直到看见“信官府真能护之”那句,她突然蘸饱朱笔,在旁画了个大大的圈——这圈比任何甲等批语都圆。
耶律真抱着收卷箱从棚外进来时,正看见叔父用袖子抹脸。
他的手在收卷箱上顿了顿,终究还是垂下:“请考生将答卷反扣,由监场官收封。”
拓跋烈将答卷推过去时,两人的指尖在案头相触。
耶律真摸到叔父手上的茧,比他当年在草原射猎时更厚——那是翻土犁地磨出来的茧。
当夜,耶律真在《策评手记》里写:“叔父的答卷有墨泪,我的笔也在抖。昔日以胡族贵胄为耻,今日方知,真正该耻的,是曾以为‘贵胄’二字能压过‘人’字。”
次日清晨,策塾棚外的槐树上挂起了评分榜。
拓跋烈踮脚望去,“丙上”二字刺得他眯起眼。
评语写着:“认知初醒,尚未入行,建议参加耕读轮训班三个月。”
他伸手摸了摸榜文,指尖触到柳含烟的朱批,突然双膝一弯跪在雪地里。
二十几个孩童围过来,有人递来热乎的烤红薯,有人小声说:“丙上比我上次考得好。”
“我曾率三万铁骑踏平十七城,”拓跋烈的声音裹着风雪,“今日方知,输的不是战场,是道理。”他扯下短褐外的披风系在女童身上,“我申请加入春耕队,翻土的时候……能学道理。”
当晚,秃龙察拎着酒坛来找他。
粗瓷碗碰在一起,发出清脆的响。
秃龙察从怀里掏出半幅残画,边角还留着焦痕:“这是《心墙图说》,我当年烧书时抢出来的。”他指着画里的城墙,“你看,这墙不是砖垒的,是‘信’字砌的。”

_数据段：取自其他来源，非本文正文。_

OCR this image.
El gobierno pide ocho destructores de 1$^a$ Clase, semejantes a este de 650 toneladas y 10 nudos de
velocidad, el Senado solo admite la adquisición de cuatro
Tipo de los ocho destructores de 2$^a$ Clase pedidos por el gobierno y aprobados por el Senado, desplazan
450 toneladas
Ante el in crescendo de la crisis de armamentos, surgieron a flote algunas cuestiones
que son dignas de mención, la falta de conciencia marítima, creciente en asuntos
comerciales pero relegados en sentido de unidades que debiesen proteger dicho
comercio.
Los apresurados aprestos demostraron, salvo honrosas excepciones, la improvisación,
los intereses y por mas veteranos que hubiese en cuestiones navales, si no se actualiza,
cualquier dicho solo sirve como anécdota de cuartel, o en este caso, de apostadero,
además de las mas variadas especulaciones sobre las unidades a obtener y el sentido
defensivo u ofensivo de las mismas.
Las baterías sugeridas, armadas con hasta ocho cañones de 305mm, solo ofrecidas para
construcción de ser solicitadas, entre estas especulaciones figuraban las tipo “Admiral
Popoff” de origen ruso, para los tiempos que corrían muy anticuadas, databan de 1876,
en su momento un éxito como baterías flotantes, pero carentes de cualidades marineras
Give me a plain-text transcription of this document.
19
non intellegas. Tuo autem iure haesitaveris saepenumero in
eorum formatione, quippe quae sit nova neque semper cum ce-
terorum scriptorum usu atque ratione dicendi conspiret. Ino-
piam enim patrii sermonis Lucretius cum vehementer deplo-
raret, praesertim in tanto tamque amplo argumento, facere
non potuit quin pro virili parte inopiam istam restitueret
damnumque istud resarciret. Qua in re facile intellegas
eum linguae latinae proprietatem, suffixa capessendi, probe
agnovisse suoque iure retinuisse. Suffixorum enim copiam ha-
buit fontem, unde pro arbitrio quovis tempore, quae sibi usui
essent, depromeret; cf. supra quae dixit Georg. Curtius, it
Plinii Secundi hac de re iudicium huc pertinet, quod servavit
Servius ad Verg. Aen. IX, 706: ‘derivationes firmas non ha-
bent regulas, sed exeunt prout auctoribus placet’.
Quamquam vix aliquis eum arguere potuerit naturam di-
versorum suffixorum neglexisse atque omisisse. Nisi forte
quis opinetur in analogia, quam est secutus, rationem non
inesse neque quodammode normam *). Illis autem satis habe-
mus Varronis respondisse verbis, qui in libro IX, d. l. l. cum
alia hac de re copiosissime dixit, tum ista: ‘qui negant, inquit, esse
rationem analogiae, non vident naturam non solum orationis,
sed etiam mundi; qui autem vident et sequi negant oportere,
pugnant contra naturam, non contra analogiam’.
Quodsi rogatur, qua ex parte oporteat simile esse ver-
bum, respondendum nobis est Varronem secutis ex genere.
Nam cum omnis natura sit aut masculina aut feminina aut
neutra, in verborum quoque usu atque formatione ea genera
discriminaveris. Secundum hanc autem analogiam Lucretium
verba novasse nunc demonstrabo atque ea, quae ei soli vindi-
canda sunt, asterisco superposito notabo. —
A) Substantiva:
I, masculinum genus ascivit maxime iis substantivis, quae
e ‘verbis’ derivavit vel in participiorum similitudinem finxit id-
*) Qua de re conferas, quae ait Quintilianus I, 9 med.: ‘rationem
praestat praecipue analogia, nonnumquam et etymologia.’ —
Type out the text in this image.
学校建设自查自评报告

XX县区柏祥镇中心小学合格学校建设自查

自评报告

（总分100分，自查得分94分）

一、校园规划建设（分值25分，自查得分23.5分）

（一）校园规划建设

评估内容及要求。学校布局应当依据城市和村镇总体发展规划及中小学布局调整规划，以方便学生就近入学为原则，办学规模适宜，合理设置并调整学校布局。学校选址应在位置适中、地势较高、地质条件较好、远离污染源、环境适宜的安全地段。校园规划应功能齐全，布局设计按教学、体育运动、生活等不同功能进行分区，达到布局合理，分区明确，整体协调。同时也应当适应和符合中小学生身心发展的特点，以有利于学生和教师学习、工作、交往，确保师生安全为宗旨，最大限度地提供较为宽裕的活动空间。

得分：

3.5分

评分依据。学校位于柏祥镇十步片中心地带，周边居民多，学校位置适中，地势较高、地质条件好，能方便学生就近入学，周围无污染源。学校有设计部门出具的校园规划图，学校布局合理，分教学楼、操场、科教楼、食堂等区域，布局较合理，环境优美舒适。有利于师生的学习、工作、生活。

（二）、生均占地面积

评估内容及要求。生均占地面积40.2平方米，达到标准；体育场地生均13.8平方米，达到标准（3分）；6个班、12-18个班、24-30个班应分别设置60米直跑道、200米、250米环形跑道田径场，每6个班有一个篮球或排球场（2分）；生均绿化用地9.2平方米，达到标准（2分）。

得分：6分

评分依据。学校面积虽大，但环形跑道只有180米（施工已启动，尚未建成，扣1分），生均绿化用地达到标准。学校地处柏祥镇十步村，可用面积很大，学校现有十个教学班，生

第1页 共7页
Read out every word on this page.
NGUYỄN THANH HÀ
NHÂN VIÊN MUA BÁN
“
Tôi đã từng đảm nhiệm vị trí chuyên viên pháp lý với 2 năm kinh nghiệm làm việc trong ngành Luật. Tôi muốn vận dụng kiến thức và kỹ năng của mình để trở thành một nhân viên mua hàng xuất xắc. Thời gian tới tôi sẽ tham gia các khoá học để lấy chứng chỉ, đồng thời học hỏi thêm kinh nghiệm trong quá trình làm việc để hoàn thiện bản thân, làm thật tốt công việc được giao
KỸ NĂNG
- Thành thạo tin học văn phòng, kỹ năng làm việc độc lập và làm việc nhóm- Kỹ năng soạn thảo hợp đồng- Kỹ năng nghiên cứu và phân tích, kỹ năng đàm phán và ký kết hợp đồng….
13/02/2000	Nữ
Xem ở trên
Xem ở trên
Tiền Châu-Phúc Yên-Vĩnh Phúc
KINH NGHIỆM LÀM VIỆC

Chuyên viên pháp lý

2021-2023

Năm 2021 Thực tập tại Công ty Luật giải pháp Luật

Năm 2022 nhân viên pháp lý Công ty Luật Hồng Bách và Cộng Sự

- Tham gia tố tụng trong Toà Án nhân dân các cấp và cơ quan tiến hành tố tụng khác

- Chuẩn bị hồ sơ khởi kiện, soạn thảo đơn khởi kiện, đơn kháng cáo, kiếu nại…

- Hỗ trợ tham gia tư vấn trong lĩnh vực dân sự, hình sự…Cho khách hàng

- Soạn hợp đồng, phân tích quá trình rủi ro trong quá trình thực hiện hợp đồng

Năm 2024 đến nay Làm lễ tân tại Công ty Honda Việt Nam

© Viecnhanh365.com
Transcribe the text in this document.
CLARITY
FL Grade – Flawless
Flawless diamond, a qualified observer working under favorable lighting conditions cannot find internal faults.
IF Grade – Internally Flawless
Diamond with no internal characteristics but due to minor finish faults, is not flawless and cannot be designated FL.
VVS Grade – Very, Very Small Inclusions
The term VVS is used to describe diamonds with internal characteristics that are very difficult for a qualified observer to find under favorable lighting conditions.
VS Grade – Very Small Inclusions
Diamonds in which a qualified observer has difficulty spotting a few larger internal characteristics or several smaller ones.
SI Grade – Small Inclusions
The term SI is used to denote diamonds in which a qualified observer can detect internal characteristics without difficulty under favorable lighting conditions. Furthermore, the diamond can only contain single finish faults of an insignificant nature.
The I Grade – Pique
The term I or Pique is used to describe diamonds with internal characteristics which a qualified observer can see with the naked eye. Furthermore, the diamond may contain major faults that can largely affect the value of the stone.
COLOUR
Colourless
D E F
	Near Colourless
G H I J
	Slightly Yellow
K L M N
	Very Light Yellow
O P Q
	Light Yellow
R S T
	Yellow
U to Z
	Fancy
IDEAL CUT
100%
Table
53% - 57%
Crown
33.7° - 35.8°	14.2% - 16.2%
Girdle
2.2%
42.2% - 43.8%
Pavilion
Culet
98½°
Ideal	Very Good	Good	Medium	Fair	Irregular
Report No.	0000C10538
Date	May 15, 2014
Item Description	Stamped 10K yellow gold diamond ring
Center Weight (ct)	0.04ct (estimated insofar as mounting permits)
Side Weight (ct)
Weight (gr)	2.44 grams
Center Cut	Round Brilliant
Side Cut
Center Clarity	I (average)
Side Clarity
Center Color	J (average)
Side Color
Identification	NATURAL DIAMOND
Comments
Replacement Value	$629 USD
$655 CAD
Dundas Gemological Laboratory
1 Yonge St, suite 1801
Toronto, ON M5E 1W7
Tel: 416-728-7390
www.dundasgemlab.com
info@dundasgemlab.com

拓跋烈盯着残画,突然笑了:“那我翻土的时候,就把‘信’字犁进地里。”
远处的了望塔传来悠扬的铃声,惊起一群寒鸦。
铃声飘向洛阳时,刘甸正在御书房翻看着新送来的策卷。
最上面一本的封皮上,用简体隶书写着“拓跋烈·悔”。
他翻开卷尾,看见柳含烟的批注,指尖微顿——在“丙上”评语下方,还压着一张小字条:“启智屯外,另有十二份‘悔’卷未报,皆为昔日劫掠边民的部落首领所书。”
刘甸将字条折起,收进锦盒最底层。
窗外的梅香涌进来,混着墨香,像极了三年前他初入洛阳时,在书肆闻到的那缕墨香——那时他还不知道,要收的不仅是疆土,更是千万个愿意写“悔”字的魂灵。